Is this right?  Does the church determine the gospel in the same way or even to the same degree that the gospel determines the church?  To say yes would seem to lead to all kinds of problems, most obviously the problem that since the church is a continuous community and therefore a community spanning generations, centuries, and even millennia of cultural change, as the church inescapably changes with the times we would have to say that the gospel itself changes.

Of course, if in reaction to this we decide that gospel and church must be conceived so that the gospel is entirely free vis-a-vis the church, able to promote itself through other means just as easily as through the church, then we would have to hold out the possibility of multiple churches, multiple communities that the gospel calls into being with no underlying unity obligating them to work toward making that unity visible.

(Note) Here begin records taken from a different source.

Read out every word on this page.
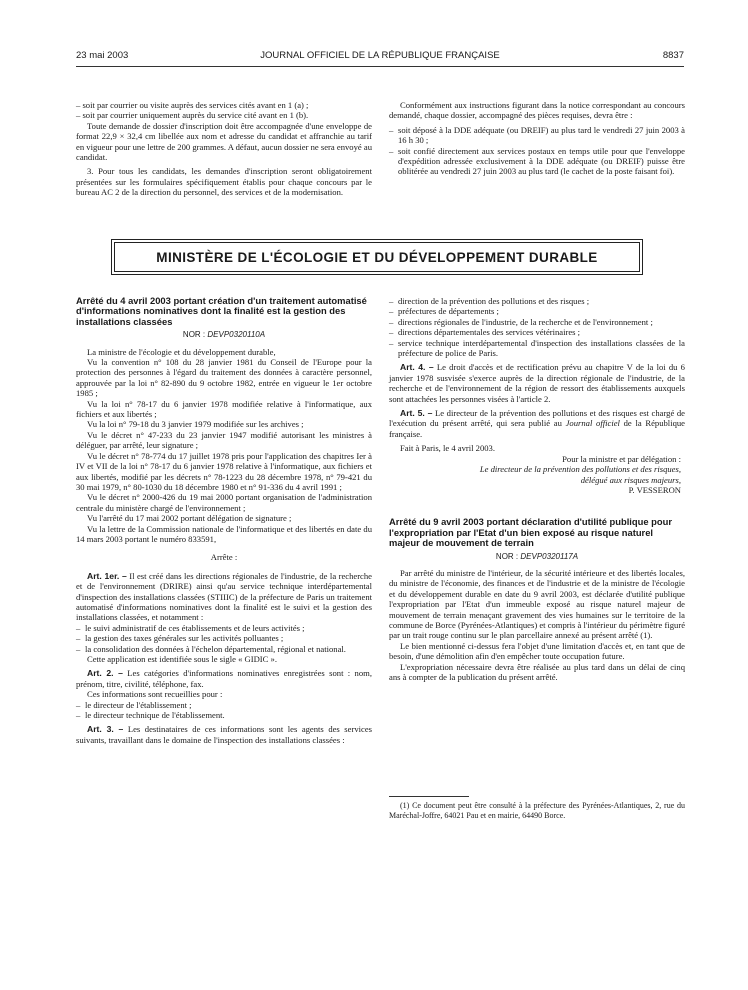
23 mai 2003	JOURNAL OFFICIEL DE LA RÉPUBLIQUE FRANÇAISE	8837

– soit par courrier ou visite auprès des services cités avant en 1 (a) ;

– soit par courrier uniquement auprès du service cité avant en 1 (b).

Toute demande de dossier d'inscription doit être accompagnée d'une enveloppe de format 22,9 × 32,4 cm libellée aux nom et adresse du candidat et affranchie au tarif en vigueur pour une lettre de 200 grammes. A défaut, aucun dossier ne sera envoyé au candidat.

3. Pour tous les candidats, les demandes d'inscription seront obligatoirement présentées sur les formulaires spécifiquement établis pour chaque concours par le bureau AC 2 de la direction du personnel, des services et de la modernisation.

Conformément aux instructions figurant dans la notice correspondant au concours demandé, chaque dossier, accompagné des pièces requises, devra être :

– soit déposé à la DDE adéquate (ou DREIF) au plus tard le vendredi 27 juin 2003 à 16 h 30 ;

– soit confié directement aux services postaux en temps utile pour que l'enveloppe d'expédition adressée exclusivement à la DDE adéquate (ou DREIF) puisse être oblitérée au vendredi 27 juin 2003 au plus tard (le cachet de la poste faisant foi).

MINISTÈRE DE L'ÉCOLOGIE ET DU DÉVELOPPEMENT DURABLE

Arrêté du 4 avril 2003 portant création d'un traitement automatisé d'informations nominatives dont la finalité est la gestion des installations classées

NOR : DEVP0320110A

La ministre de l'écologie et du développement durable,

Vu la convention n° 108 du 28 janvier 1981 du Conseil de l'Europe pour la protection des personnes à l'égard du traitement des données à caractère personnel, approuvée par la loi n° 82-890 du 9 octobre 1982, entrée en vigueur le 1er octobre 1985 ;

Vu la loi n° 78-17 du 6 janvier 1978 modifiée relative à l'informatique, aux fichiers et aux libertés ;

Vu la loi n° 79-18 du 3 janvier 1979 modifiée sur les archives ;

Vu le décret n° 47-233 du 23 janvier 1947 modifié autorisant les ministres à déléguer, par arrêté, leur signature ;

Vu le décret n° 78-774 du 17 juillet 1978 pris pour l'application des chapitres Ier à IV et VII de la loi n° 78-17 du 6 janvier 1978 relative à l'informatique, aux fichiers et aux libertés, modifié par les décrets n° 78-1223 du 28 décembre 1978, n° 79-421 du 30 mai 1979, n° 80-1030 du 18 décembre 1980 et n° 91-336 du 4 avril 1991 ;

Vu le décret n° 2000-426 du 19 mai 2000 portant organisation de l'administration centrale du ministère chargé de l'environnement ;

Vu l'arrêté du 17 mai 2002 portant délégation de signature ;

Vu la lettre de la Commission nationale de l'informatique et des libertés en date du 14 mars 2003 portant le numéro 833591,

Arrête :

Art. 1er. – Il est créé dans les directions régionales de l'industrie, de la recherche et de l'environnement (DRIRE) ainsi qu'au service technique interdépartemental d'inspection des installations classées (STIIIC) de la préfecture de Paris un traitement automatisé d'informations nominatives dont la finalité est le suivi et la gestion des installations classées, et notamment :

– le suivi administratif de ces établissements et de leurs activités ;

– la gestion des taxes générales sur les activités polluantes ;

– la consolidation des données à l'échelon départemental, régional et national.

Cette application est identifiée sous le sigle « GIDIC ».

Art. 2. – Les catégories d'informations nominatives enregistrées sont : nom, prénom, titre, civilité, téléphone, fax.

Ces informations sont recueillies pour :

– le directeur de l'établissement ;

– le directeur technique de l'établissement.

Art. 3. – Les destinataires de ces informations sont les agents des services suivants, travaillant dans le domaine de l'inspection des installations classées :

– direction de la prévention des pollutions et des risques ;

– préfectures de départements ;

– directions régionales de l'industrie, de la recherche et de l'environnement ;

– directions départementales des services vétérinaires ;

– service technique interdépartemental d'inspection des installations classées de la préfecture de police de Paris.

Art. 4. – Le droit d'accès et de rectification prévu au chapitre V de la loi du 6 janvier 1978 susvisée s'exerce auprès de la direction régionale de l'industrie, de la recherche et de l'environnement de la région de ressort des établissements auxquels sont attachées les personnes visées à l'article 2.

Art. 5. – Le directeur de la prévention des pollutions et des risques est chargé de l'exécution du présent arrêté, qui sera publié au Journal officiel de la République française.

Fait à Paris, le 4 avril 2003.

Pour la ministre et par délégation :

Le directeur de la prévention des pollutions et des risques, délégué aux risques majeurs,

P. VESSERON

Arrêté du 9 avril 2003 portant déclaration d'utilité publique pour l'expropriation par l'Etat d'un bien exposé au risque naturel majeur de mouvement de terrain

NOR : DEVP0320117A

Par arrêté du ministre de l'intérieur, de la sécurité intérieure et des libertés locales, du ministre de l'économie, des finances et de l'industrie et de la ministre de l'écologie et du développement durable en date du 9 avril 2003, est déclarée d'utilité publique l'expropriation par l'Etat d'un immeuble exposé au risque naturel majeur de mouvement de terrain menaçant gravement des vies humaines sur le territoire de la commune de Borce (Pyrénées-Atlantiques) et compris à l'intérieur du périmètre figuré par un trait rouge continu sur le plan parcellaire annexé au présent arrêté (1).

Le bien mentionné ci-dessus fera l'objet d'une limitation d'accès et, en tant que de besoin, d'une démolition afin d'en empêcher toute occupation future.

L'expropriation nécessaire devra être réalisée au plus tard dans un délai de cinq ans à compter de la publication du présent arrêté.

(1) Ce document peut être consulté à la préfecture des Pyrénées-Atlantiques, 2, rue du Maréchal-Joffre, 64021 Pau et en mairie, 64490 Borce.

It would seem that the solution is to hold gospel and church inseparably together but in a consistently ordered way so that the gospel is the determinant of the church and not the other way around.  What the gospel is is the message of Jesus Christ through which the Holy Spirit gathers a people together for God, while the church is the Spirit's servant chosen to continue that message, but always under a unilateral conditioning by the message, not mutually conditioning it.  The gospel and the Church are bound together in inseparable unity, but as a unity of master and servant, not substance and container.  The master has chosen this servant and carries out his work uniquely through this servant's service, but this service is always freely chosen by the master.  Conceived as a relation of substance and container, we would have to say that though it is the value of the substance that determines the need and worth of the container, the container is what actually gives shape to the substance.  However, conceived as master and servant, it is the master's command that determines the servants's service; the servant's service does not determine the master's command.